Darkness began to nervously peek out of the floor around Cass's feet. She took a deep breath in an effort to calm herself—she couldn't let them see how flustered she was becoming, and couldn't let her darkness grow any more—but it had little effect. The darkness only grew in intensity as panic set in. Her magic was uncontrollable. She wouldn't be able to get it to stop, and it would just keep tearing away at everything that made her her-
“You're not,” the king replied. “But it's not safe. If it had been someone else wherever you found her, they could have hurt you-”
“I want to live,” the mage replied, and the way that he spat out the four words made the darkness shoot up to her knees in a single, sudden burst. “I want to see more of her world, and I want to see her, Kartiel! But you don't care about that, do you? You just want to make sure you don't lose your precious little heir—you're acting just like them!”
Silence blanketed the room. Though it was clad in layers upon layers of clothing, she could see the Dark Mage's chest rise and fall in quick succession, and could see the burning glint to Kartiel's eyes though he wasn't looking her way. Any attempt to quell the surges of darkness now had no hope of succeeding; she was too afraid of what would happen if this argument continued. The darkness sprang up to her chest and started to steadily envelop more of the space around her feet.
It was the startled cry that left her lips when she saw the darkness spreading that finally made the two seem to remember that she was there. Kartiel turned and watched her—a look that could have been almost concern flickering across his face—while the basket of carefully picked flowers fell from the Dark Mage's hands when he went to take a step back from her.

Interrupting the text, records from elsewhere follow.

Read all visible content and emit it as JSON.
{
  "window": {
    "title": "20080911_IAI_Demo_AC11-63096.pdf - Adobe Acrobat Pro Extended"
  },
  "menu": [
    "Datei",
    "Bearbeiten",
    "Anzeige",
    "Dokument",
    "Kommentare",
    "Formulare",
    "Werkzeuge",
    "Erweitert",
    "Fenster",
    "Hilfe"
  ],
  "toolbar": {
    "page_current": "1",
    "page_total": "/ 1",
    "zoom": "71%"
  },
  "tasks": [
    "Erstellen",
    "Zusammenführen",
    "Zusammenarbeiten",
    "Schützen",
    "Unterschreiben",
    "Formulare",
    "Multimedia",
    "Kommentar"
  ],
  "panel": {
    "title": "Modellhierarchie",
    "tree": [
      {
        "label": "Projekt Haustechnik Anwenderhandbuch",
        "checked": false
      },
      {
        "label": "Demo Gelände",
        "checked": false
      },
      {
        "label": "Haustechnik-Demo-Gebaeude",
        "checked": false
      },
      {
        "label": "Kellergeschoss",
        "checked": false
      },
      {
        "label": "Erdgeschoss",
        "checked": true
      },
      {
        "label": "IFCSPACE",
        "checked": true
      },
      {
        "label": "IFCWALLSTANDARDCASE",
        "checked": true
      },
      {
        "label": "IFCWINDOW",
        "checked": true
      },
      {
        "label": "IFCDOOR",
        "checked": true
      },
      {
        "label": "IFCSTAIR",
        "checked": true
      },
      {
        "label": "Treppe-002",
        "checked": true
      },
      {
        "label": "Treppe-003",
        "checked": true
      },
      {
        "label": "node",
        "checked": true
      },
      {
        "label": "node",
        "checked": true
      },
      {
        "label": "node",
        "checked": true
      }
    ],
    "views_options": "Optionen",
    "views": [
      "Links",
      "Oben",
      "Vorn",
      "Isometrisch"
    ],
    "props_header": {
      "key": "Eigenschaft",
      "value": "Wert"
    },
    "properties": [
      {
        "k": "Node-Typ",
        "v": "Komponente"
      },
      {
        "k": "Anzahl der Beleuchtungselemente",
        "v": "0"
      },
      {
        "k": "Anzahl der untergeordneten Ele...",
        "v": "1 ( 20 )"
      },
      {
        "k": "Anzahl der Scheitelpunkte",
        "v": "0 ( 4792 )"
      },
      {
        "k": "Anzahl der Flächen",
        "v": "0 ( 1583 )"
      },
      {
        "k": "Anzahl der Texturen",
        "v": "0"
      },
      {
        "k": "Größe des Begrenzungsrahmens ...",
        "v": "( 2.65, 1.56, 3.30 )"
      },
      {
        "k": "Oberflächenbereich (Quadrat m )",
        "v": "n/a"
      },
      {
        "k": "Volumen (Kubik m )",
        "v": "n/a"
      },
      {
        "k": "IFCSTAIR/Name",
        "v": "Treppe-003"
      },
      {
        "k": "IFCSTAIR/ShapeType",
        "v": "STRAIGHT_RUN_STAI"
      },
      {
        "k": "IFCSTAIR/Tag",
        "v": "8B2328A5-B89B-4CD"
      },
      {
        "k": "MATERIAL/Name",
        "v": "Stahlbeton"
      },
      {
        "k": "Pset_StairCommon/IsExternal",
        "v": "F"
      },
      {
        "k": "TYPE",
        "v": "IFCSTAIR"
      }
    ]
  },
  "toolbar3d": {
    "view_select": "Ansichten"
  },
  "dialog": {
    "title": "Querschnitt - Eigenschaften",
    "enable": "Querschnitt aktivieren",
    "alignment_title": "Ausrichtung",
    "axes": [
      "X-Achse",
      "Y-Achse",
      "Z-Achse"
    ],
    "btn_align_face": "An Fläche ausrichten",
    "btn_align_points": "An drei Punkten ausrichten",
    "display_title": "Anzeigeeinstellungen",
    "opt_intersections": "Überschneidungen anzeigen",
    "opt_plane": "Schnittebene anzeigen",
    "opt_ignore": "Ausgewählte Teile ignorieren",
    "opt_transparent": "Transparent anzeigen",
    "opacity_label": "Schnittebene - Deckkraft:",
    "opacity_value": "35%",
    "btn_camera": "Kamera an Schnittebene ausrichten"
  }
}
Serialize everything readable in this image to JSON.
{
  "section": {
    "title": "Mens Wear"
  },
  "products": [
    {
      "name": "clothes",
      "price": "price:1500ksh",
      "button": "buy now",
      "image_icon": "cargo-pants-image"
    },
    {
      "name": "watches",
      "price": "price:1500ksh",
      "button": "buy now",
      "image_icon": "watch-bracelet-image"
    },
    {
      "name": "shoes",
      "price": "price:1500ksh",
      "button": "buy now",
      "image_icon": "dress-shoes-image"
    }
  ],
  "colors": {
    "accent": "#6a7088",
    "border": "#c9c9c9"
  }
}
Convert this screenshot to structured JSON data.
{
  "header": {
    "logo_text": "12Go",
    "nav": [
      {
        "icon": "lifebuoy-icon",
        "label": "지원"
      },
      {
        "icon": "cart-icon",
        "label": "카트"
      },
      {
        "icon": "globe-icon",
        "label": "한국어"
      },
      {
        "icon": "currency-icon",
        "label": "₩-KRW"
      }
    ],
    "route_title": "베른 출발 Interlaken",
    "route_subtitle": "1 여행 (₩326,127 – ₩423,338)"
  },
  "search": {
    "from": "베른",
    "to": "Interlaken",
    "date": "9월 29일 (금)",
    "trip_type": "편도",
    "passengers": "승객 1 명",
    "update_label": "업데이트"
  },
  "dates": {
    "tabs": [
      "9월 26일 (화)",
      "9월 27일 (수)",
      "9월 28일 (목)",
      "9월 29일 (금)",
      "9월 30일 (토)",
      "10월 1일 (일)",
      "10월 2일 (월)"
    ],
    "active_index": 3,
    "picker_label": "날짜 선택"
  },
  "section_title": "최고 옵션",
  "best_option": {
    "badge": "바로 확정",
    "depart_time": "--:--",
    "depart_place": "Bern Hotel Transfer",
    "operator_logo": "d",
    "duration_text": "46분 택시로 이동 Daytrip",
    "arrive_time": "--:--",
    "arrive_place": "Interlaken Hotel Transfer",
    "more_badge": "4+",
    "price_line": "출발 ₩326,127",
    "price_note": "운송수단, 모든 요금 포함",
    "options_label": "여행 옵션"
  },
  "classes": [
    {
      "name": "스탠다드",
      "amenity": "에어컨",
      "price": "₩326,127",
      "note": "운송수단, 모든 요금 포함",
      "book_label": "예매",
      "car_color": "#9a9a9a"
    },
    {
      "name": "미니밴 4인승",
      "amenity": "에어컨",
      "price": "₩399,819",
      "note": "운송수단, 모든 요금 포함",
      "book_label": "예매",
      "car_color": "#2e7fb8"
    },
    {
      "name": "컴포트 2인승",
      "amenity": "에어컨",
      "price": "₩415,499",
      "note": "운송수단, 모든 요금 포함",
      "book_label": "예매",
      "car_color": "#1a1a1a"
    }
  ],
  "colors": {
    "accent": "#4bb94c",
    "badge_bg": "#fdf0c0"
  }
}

The crash echoed throughout the throne room.
The king glanced between the Dark Mage and Cass, his attention eventually returning to the former. He looked right into the shadows cast by a hood. His mouth opened. Cass tensed, preparing for more yelling.
But he never got a chance to speak.
“I'll be in my room,” the Dark Mage suddenly said, turning on his heels and storming out of the room with a swish of his cloak. The door slammed behind him. The darkness remained constant; Cass was unsure if the threat was truly over, as Kartiel continued to stare in the direction his mage had gone even after he was long gone.
The basket and its flowers laid forgotten on the floor.